Over in Serial today, a fairly long bit of exposition appears in Symphony in a Minor Key. It amounts to an essay (or maybe sermon) on English and Spanish in American schools. It has nothing to do with DACA or contemporary issues of immigration, since it was written in the late eighties. It also doesn’t come down for or against bilingualism. It is a look at the underlying problems faced by both Anglo and Hispanic students. Even if you aren’t following Symphony, this post is still worth a look.
I came to these conclusions by a three step process, beginning with growing up as a smart kid in a tiny, rural Oklahoma school. We were all white, all English speakers, and we all sounded more or less the same. The teachers spoke grammatical English, mostly, but the kids and their parents did not. I wanted to, and I needed to, since I planned to go to college. I read books, and the words on the page did not closely resemble the words I heard from farmers down at the grain elevator.
Eventually, I realized that the language of the books I was reading was not the same dialect that I was hearing from those around me. My English teachers consciously and painfully spoke grammatical English, the other teacher also did, but with many noticeable lapses, and no one else even tried. If I was going to go to college, I needed more, so I memorized Strunk and White.
Now I could write essays that were as good, and as grammatical, as anyone’s, no matter where that person was educated. It got me into college. Michigan State University gave me a scholarship and I was on my way.
Except — when I got off the train in East Lansing, no one could understand a word I said. My words were all correct, and grammatically strung together, but they were all pronounced “wrong”. I had “learned to talk like the man on the six o’clock news”, but he had an Okie accent too, and I never knew it.
My roommates learned to understand me, and translated during the first few weeks until I had gotten used to Michigander pronunciations and learned to mimic them. My accent slowly faded, but came back with a vengeance every time I went home. I never did learn the supposed difference between “i” and “e”. Pen and pin are still pronounced exactly the same inside my head. I can fake the difference, but it hurts my mouth.

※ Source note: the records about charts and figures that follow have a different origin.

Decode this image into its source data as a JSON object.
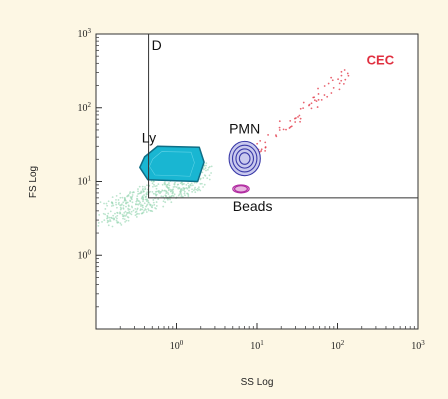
{
  "chart_data": {
    "type": "scatter",
    "xscale": "log",
    "yscale": "log",
    "xlabel": "SS Log",
    "ylabel": "FS Log",
    "xlim": [
      0.1,
      1000
    ],
    "ylim": [
      0.1,
      1000
    ],
    "x_ticks": [
      {
        "base": "10",
        "exp": "0",
        "value": 1
      },
      {
        "base": "10",
        "exp": "1",
        "value": 10
      },
      {
        "base": "10",
        "exp": "2",
        "value": 100
      },
      {
        "base": "10",
        "exp": "3",
        "value": 1000
      }
    ],
    "y_ticks": [
      {
        "base": "10",
        "exp": "0",
        "value": 1
      },
      {
        "base": "10",
        "exp": "1",
        "value": 10
      },
      {
        "base": "10",
        "exp": "2",
        "value": 100
      },
      {
        "base": "10",
        "exp": "3",
        "value": 1000
      }
    ],
    "gate": {
      "label": "D",
      "x_range": [
        0.45,
        1000
      ],
      "y_range": [
        6,
        1000
      ]
    },
    "populations": [
      {
        "label": "Ly",
        "color": "#19b6d2",
        "x_range": [
          0.35,
          2.2
        ],
        "y_range": [
          10,
          30
        ]
      },
      {
        "label": "PMN",
        "color": "#3a3aa8",
        "x_range": [
          4.5,
          11
        ],
        "y_range": [
          12,
          35
        ]
      },
      {
        "label": "Beads",
        "color": "#b02aa0",
        "x_range": [
          5,
          8
        ],
        "y_range": [
          7,
          9
        ]
      },
      {
        "label": "CEC",
        "color": "#e03040",
        "x_range": [
          25,
          130
        ],
        "y_range": [
          40,
          300
        ]
      }
    ],
    "debris_color": "#9ed8b8"
  }
}
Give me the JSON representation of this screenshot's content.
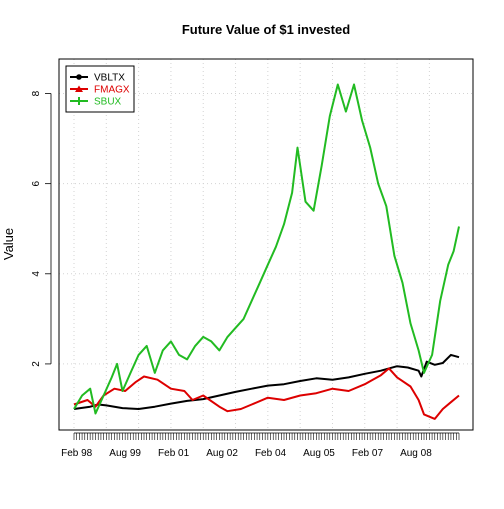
{
  "chart_data": {
    "type": "line",
    "title": "Future Value of $1 invested",
    "xlabel": "",
    "ylabel": "Value",
    "x_range": [
      "1998-01",
      "2009-12"
    ],
    "ylim": [
      0.8,
      8.5
    ],
    "y_ticks": [
      2,
      4,
      6,
      8
    ],
    "x_tick_labels": [
      {
        "label": "Feb 98",
        "date": "1998-02"
      },
      {
        "label": "Aug 99",
        "date": "1999-08"
      },
      {
        "label": "Feb 01",
        "date": "2001-02"
      },
      {
        "label": "Aug 02",
        "date": "2002-08"
      },
      {
        "label": "Feb 04",
        "date": "2004-02"
      },
      {
        "label": "Aug 05",
        "date": "2005-08"
      },
      {
        "label": "Feb 07",
        "date": "2007-02"
      },
      {
        "label": "Aug 08",
        "date": "2008-08"
      }
    ],
    "grid": true,
    "legend_position": "top-left",
    "series": [
      {
        "name": "VBLTX",
        "color": "#000000",
        "marker": "circle",
        "points": [
          [
            "1998-01",
            1.0
          ],
          [
            "1998-07",
            1.05
          ],
          [
            "1998-10",
            1.1
          ],
          [
            "1999-01",
            1.08
          ],
          [
            "1999-07",
            1.02
          ],
          [
            "2000-01",
            1.0
          ],
          [
            "2000-07",
            1.05
          ],
          [
            "2001-01",
            1.12
          ],
          [
            "2001-07",
            1.18
          ],
          [
            "2002-01",
            1.22
          ],
          [
            "2002-07",
            1.3
          ],
          [
            "2003-01",
            1.38
          ],
          [
            "2003-07",
            1.45
          ],
          [
            "2004-01",
            1.52
          ],
          [
            "2004-07",
            1.55
          ],
          [
            "2005-01",
            1.62
          ],
          [
            "2005-07",
            1.68
          ],
          [
            "2006-01",
            1.65
          ],
          [
            "2006-07",
            1.7
          ],
          [
            "2007-01",
            1.78
          ],
          [
            "2007-07",
            1.85
          ],
          [
            "2008-01",
            1.95
          ],
          [
            "2008-05",
            1.92
          ],
          [
            "2008-09",
            1.85
          ],
          [
            "2008-10",
            1.72
          ],
          [
            "2008-12",
            2.05
          ],
          [
            "2009-03",
            1.98
          ],
          [
            "2009-06",
            2.02
          ],
          [
            "2009-09",
            2.2
          ],
          [
            "2009-12",
            2.15
          ]
        ]
      },
      {
        "name": "FMAGX",
        "color": "#dd0000",
        "marker": "triangle",
        "points": [
          [
            "1998-01",
            1.1
          ],
          [
            "1998-06",
            1.2
          ],
          [
            "1998-09",
            1.05
          ],
          [
            "1998-12",
            1.3
          ],
          [
            "1999-04",
            1.45
          ],
          [
            "1999-08",
            1.4
          ],
          [
            "1999-12",
            1.6
          ],
          [
            "2000-03",
            1.72
          ],
          [
            "2000-08",
            1.65
          ],
          [
            "2001-01",
            1.45
          ],
          [
            "2001-06",
            1.4
          ],
          [
            "2001-09",
            1.2
          ],
          [
            "2002-01",
            1.3
          ],
          [
            "2002-07",
            1.05
          ],
          [
            "2002-10",
            0.95
          ],
          [
            "2003-03",
            1.0
          ],
          [
            "2003-07",
            1.1
          ],
          [
            "2004-01",
            1.25
          ],
          [
            "2004-07",
            1.2
          ],
          [
            "2005-01",
            1.3
          ],
          [
            "2005-07",
            1.35
          ],
          [
            "2006-01",
            1.45
          ],
          [
            "2006-07",
            1.4
          ],
          [
            "2007-01",
            1.55
          ],
          [
            "2007-07",
            1.75
          ],
          [
            "2007-10",
            1.9
          ],
          [
            "2008-01",
            1.7
          ],
          [
            "2008-06",
            1.5
          ],
          [
            "2008-09",
            1.2
          ],
          [
            "2008-11",
            0.88
          ],
          [
            "2009-03",
            0.78
          ],
          [
            "2009-06",
            1.0
          ],
          [
            "2009-09",
            1.15
          ],
          [
            "2009-12",
            1.3
          ]
        ]
      },
      {
        "name": "SBUX",
        "color": "#22bb22",
        "marker": "plus",
        "points": [
          [
            "1998-01",
            1.0
          ],
          [
            "1998-04",
            1.3
          ],
          [
            "1998-07",
            1.45
          ],
          [
            "1998-09",
            0.9
          ],
          [
            "1998-12",
            1.3
          ],
          [
            "1999-03",
            1.7
          ],
          [
            "1999-05",
            2.0
          ],
          [
            "1999-07",
            1.4
          ],
          [
            "1999-10",
            1.8
          ],
          [
            "2000-01",
            2.2
          ],
          [
            "2000-04",
            2.4
          ],
          [
            "2000-07",
            1.8
          ],
          [
            "2000-10",
            2.3
          ],
          [
            "2001-01",
            2.5
          ],
          [
            "2001-04",
            2.2
          ],
          [
            "2001-07",
            2.1
          ],
          [
            "2001-10",
            2.4
          ],
          [
            "2002-01",
            2.6
          ],
          [
            "2002-04",
            2.5
          ],
          [
            "2002-07",
            2.3
          ],
          [
            "2002-10",
            2.6
          ],
          [
            "2003-01",
            2.8
          ],
          [
            "2003-04",
            3.0
          ],
          [
            "2003-07",
            3.4
          ],
          [
            "2003-10",
            3.8
          ],
          [
            "2004-01",
            4.2
          ],
          [
            "2004-04",
            4.6
          ],
          [
            "2004-07",
            5.1
          ],
          [
            "2004-10",
            5.8
          ],
          [
            "2004-12",
            6.8
          ],
          [
            "2005-03",
            5.6
          ],
          [
            "2005-06",
            5.4
          ],
          [
            "2005-09",
            6.4
          ],
          [
            "2005-12",
            7.5
          ],
          [
            "2006-03",
            8.2
          ],
          [
            "2006-06",
            7.6
          ],
          [
            "2006-09",
            8.2
          ],
          [
            "2006-12",
            7.4
          ],
          [
            "2007-03",
            6.8
          ],
          [
            "2007-06",
            6.0
          ],
          [
            "2007-09",
            5.5
          ],
          [
            "2007-12",
            4.4
          ],
          [
            "2008-03",
            3.8
          ],
          [
            "2008-06",
            2.9
          ],
          [
            "2008-09",
            2.3
          ],
          [
            "2008-11",
            1.8
          ],
          [
            "2009-02",
            2.2
          ],
          [
            "2009-05",
            3.4
          ],
          [
            "2009-08",
            4.2
          ],
          [
            "2009-10",
            4.5
          ],
          [
            "2009-12",
            5.05
          ]
        ]
      }
    ]
  }
}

Personal experience showed me how our American language works, but I did not know why until PBS produced a mini-series called The Story of English in 1986. I recommend it if you can find a copy and a VCR to play it on. I wish PBS would make it available in some modern format.
It turns out that American English is so diverse because British English was a melange of dialects when it arrived in the New World. They found their way to various regions of America and thrived there. Now I came to understand that, when JFK said Cuber instead of Cuba, and all those fine craftsmen on This Old House leave out their “r”s, they aren’t really as goofy as they sound. They are reflecting an Old English dialect that happened to land in their region. I also realize now that “there ain’t no such word as ain’t”, simply because the South lost the Civil War.
When I started teaching in the mid-eighties, I had a clear understanding of the many Englishes, and I quickly came to recognize what that meant for Spanish speaking English learners, which led to today’s post in Serial. I won’t repeat those conclusions here, since you can just go read them there.
One final anecdote, regarding the last sentence in today’s Serial post — One our better English learners graduated from eighth grade and left us. She came back a few years later to visit her middle school teachers. Her parents had moved back to Mexico and had enrolled her in a quality Mexican high school. When we asked her how she liked it, she said, “I thought I was good until I got there, but I found out all those kids speak Spanish and I speak Mexican!”